Juanes et la Plaza


Un endroit gris, de béton et de marbre, qui fait se sentir petit et insignifiant. Je passe chaque jour près de la Place de la Révolution, en rentrant chez moi, et je ne peux pas m’empêcher d’être saisie d’effroi, de me sentir écrasée devant cette architecture qui rappelle tellement la mégalomanie fasciste. Je suis allée là un jour avec un drapeau blanc et jaune en criant « liberté » devant un autel en forme de colombe édifié pour le Pape. Je ne suis pas catholique mais je n’allais pour rien au monde laisser passer  la possibilité de dire sur cette place un slogan d’un autre genre.

Il paraît que le vingt septembre, ce sera Juanes qui essaiera de donner un visage humain à un ensemble architectural où personne ne vient s’asseoir tranquillement. Je n’ai jamais vu là le moindre couple ou la moindre famille cubaine se mettre –sans être convoqués- dans un coin pour rire et converser. Un espace sans arbres, pensé pour réunir les masses, pour que le leader nous crie de sa hauteur –surélevée à un mètre du sol- et attende de nous qu’on lui réponde en répétant un slogan  « Nous vaincrons ! » ou « A mort ! » ou « Viva ! »

Je suis de l’avis  que Juanes doit venir chanter. Si le thème est la paix, il doit savoir que cette île n’est pas engagée dans un conflit belliqueux mais qu’elle ne connaît pas non plus la concorde.

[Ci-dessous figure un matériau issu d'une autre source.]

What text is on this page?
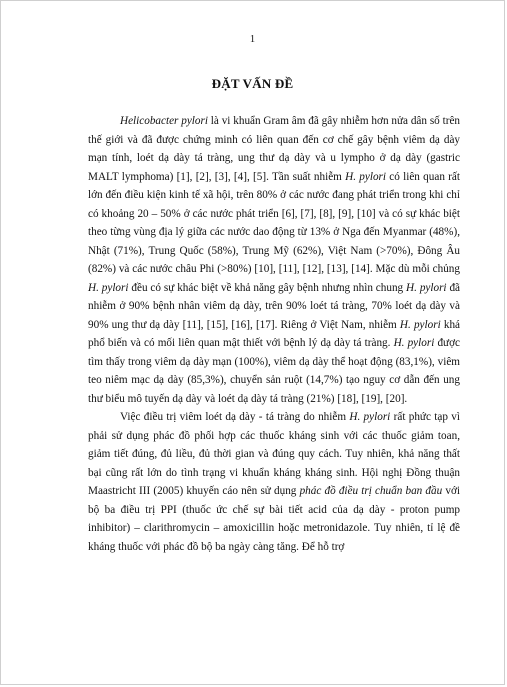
1
ĐẶT VẤN ĐỀ

Helicobacter pylori là vi khuẩn Gram âm đã gây nhiễm hơn nửa dân số trên thế giới và đã được chứng minh có liên quan đến cơ chế gây bệnh viêm dạ dày mạn tính, loét dạ dày tá tràng, ung thư dạ dày và u lympho ở dạ dày (gastric MALT lymphoma) [1], [2], [3], [4], [5]. Tần suất nhiễm H. pylori có liên quan rất lớn đến điều kiện kinh tế xã hội, trên 80% ở các nước đang phát triển trong khi chỉ có khoảng 20 – 50% ở các nước phát triển [6], [7], [8], [9], [10] và có sự khác biệt theo từng vùng địa lý giữa các nước dao động từ 13% ở Nga đến Myanmar (48%), Nhật (71%), Trung Quốc (58%), Trung Mỹ (62%), Việt Nam (>70%), Đông Âu (82%) và các nước châu Phi (>80%) [10], [11], [12], [13], [14]. Mặc dù mỗi chủng H. pylori đều có sự khác biệt về khả năng gây bệnh nhưng nhìn chung H. pylori đã nhiễm ở 90% bệnh nhân viêm dạ dày, trên 90% loét tá tràng, 70% loét dạ dày và 90% ung thư dạ dày [11], [15], [16], [17]. Riêng ở Việt Nam, nhiễm H. pylori khá phổ biến và có mối liên quan mật thiết với bệnh lý dạ dày tá tràng. H. pylori được tìm thấy trong viêm dạ dày mạn (100%), viêm dạ dày thể hoạt động (83,1%), viêm teo niêm mạc dạ dày (85,3%), chuyển sản ruột (14,7%) tạo nguy cơ dẫn đến ung thư biểu mô tuyến dạ dày và loét dạ dày tá tràng (21%) [18], [19], [20].

Việc điều trị viêm loét dạ dày - tá tràng do nhiễm H. pylori rất phức tạp vì phải sử dụng phác đồ phối hợp các thuốc kháng sinh với các thuốc giảm toan, giảm tiết đúng, đủ liều, đủ thời gian và đúng quy cách. Tuy nhiên, khả năng thất bại cũng rất lớn do tình trạng vi khuẩn kháng kháng sinh. Hội nghị Đồng thuận Maastricht III (2005) khuyến cáo nên sử dụng phác đồ điều trị chuẩn ban đầu với bộ ba điều trị PPI (thuốc ức chế sự bài tiết acid của dạ dày - proton pump inhibitor) – clarithromycin – amoxicillin hoặc metronidazole. Tuy nhiên, tỉ lệ đề kháng thuốc với phác đồ bộ ba ngày càng tăng. Để hỗ trợ
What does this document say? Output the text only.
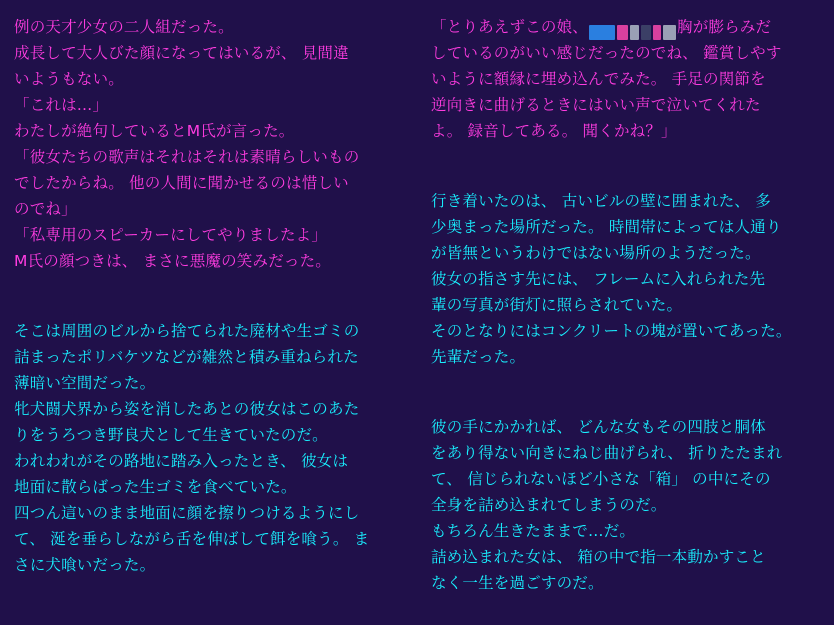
例の天才少女の二人組だった。
成長して大人びた顔になってはいるが、 見間違
いようもない。
「これは…」
わたしが絶句しているとM氏が言った。
「彼女たちの歌声はそれはそれは素晴らしいもの
でしたからね。 他の人間に聞かせるのは惜しい
のでね」
「私専用のスピーカーにしてやりましたよ」
M氏の顔つきは、 まさに悪魔の笑みだった。
そこは周囲のビルから捨てられた廃材や生ゴミの
詰まったポリバケツなどが雑然と積み重ねられた
薄暗い空間だった。
牝犬闘犬界から姿を消したあとの彼女はこのあた
りをうろつき野良犬として生きていたのだ。
われわれがその路地に踏み入ったとき、 彼女は
地面に散らばった生ゴミを食べていた。
四つん這いのまま地面に顔を擦りつけるようにし
て、 涎を垂らしながら舌を伸ばして餌を喰う。 ま
さに犬喰いだった。
「とりあえずこの娘、	胸が膨らみだ
しているのがいい感じだったのでね、 鑑賞しやす
いように額縁に埋め込んでみた。 手足の関節を
逆向きに曲げるときにはいい声で泣いてくれた
よ。 録音してある。 聞くかね？」
行き着いたのは、 古いビルの壁に囲まれた、 多
少奥まった場所だった。 時間帯によっては人通り
が皆無というわけではない場所のようだった。
彼女の指さす先には、 フレームに入れられた先
輩の写真が街灯に照らされていた。
そのとなりにはコンクリートの塊が置いてあった。
先輩だった。
彼の手にかかれば、 どんな女もその四肢と胴体
をあり得ない向きにねじ曲げられ、 折りたたまれ
て、 信じられないほど小さな「箱」 の中にその
全身を詰め込まれてしまうのだ。
もちろん生きたままで…だ。
詰め込まれた女は、 箱の中で指一本動かすこと
なく一生を過ごすのだ。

Il élèvera sa voix devant un peuple qui a été divisé, classifié en fonction d’une couleur politique et poussé à l’affrontement avec celui qui pense différemment. Une population qui n’a pas entendu parler d’harmonie depuis des années, et qui sait le châtiment que reçoivent ceux qui osent afficher leurs critiques. Nous avons besoin de sa voix mais seulement s’il va chanter sans oublier aucun cubain, sans écarter aucune différence.

Nous aimerions qu’il accompagne ses chansons de la cadence de Willy Chirino, de la trompette d’Arturo Sandoval, du rythme d’Albita Rodriguez ou du saxo sensuel de Paquito D’rivera…mais aucun d’eux n’aura le droit d’être là. Juanes jouira ainsi du privilège de l’étranger qui est mieux traité dans cette île que les nationaux. Tout ce qu’il dira entre deux chansons –s’il dit quelque chose- pourra être interprété comme un soutien à un système qui se meurt, comme une façon d’épauler un groupe au pouvoir.

Le choix de la Place de la Révolution comme lieu de son récital n’a pas été une décision innocente et il ne pourra pas se débarrasser du poids politique que cela signifie. Mais s’il doit en être ainsi, s’il n’y a pas d’espace dans les quartiers pauvres de la périphérie ou dans ma Havane Centrale natale au bord du désastre, si on ne le laisse pas s’immerger dans San Miguel ou Marianao, alors qu’il chante sous la statue de Marti ou face à l’image de Che Guevara, mais au moins qu’il chante pour tous.

* Je me demande s’il va se passer la même chose que lors des deux derniers concerts de Pedro Luis Ferrer où ils n’ont pas laissé entrer certains blogueurs.